Efficient CUDA Stream Compaction Library
Based on the folllowing works:
-
Markus Billeter et al. Efficient Stream Compaction on Wide SIMD Many-Core Architectures
-
InK-Compact-: In kernel Stream Compaction and Its Application to Multi-kernel Data Visualization on GPGPU- D.M. Hughes
-
Darius Bakunas-Milanowski et al. Efficient Algorithms for Stream Compaction on GPUs
It is an CUDA efficient implementation of the stream compaction algorithm based on warp ballotting intrinsic.

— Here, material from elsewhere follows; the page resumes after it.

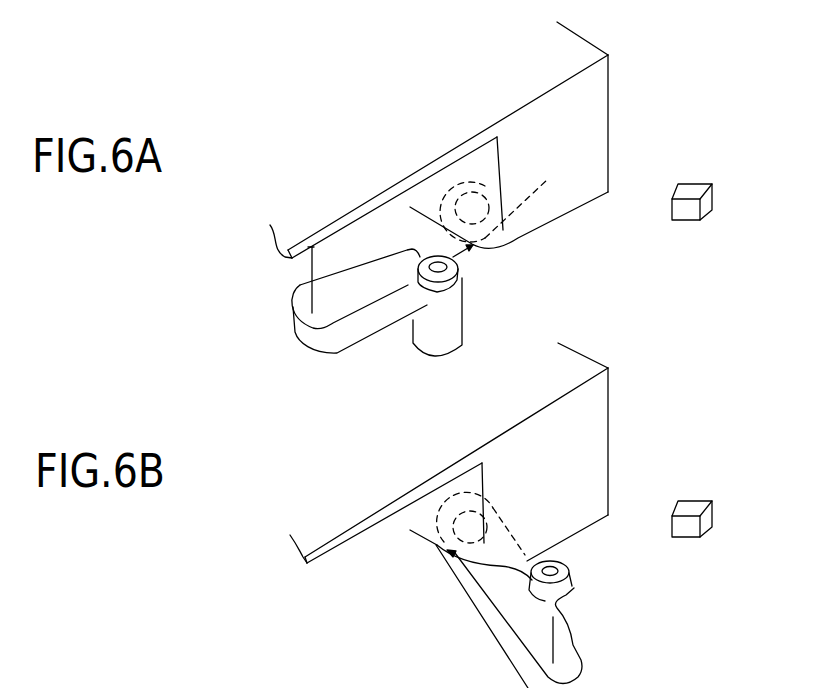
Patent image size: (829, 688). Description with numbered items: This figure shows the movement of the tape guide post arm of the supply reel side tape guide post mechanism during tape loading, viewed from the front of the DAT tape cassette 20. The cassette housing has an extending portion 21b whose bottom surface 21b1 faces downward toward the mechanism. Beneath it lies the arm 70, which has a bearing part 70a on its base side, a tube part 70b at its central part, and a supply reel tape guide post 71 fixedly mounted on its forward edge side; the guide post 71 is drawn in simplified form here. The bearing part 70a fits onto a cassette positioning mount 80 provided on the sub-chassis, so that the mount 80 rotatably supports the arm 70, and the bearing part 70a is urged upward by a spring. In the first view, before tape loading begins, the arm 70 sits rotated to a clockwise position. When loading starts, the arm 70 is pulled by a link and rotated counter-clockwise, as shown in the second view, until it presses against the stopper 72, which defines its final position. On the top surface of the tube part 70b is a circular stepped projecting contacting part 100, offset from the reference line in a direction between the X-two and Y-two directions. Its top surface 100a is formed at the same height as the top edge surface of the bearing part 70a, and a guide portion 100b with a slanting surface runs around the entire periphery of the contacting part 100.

Its usage is straightforward:
- Create a predicate functor to decide whether an element is valid or not.
struct predicate
{
__host__ __device__
bool operator()(const int x)
{
return x>0;
}
};
- Call the compact procedure to obtain the compacted array
d_output
.
cuCompactor::compact<int>(d_data,d_output,length,predicate(),blockSize);
cuCompactor::compactHybrid<int>(d_data,d_output,length,predicate(),blockSize);
cuCompactor::compactThrust<int>(d_data,d_output,length,predicate());
Note that both the input d_data
and the output d_output
arrays have to be allocated on device.
PERFORMANCE
Thrust (T) outperforms both the Billeter (B) and Bakunas-Milanowski (H) implementations for all streams of size up to 1024x2^19. 1024x2^20 >= are too large for thrust to compact on my Quadro RTX 5000 Mobile / Max-Q with 16 GiBytes of VRAM. B and H are more memory frugal that thrust and can perform compaction on a stream of at least 1024x2^20 elements.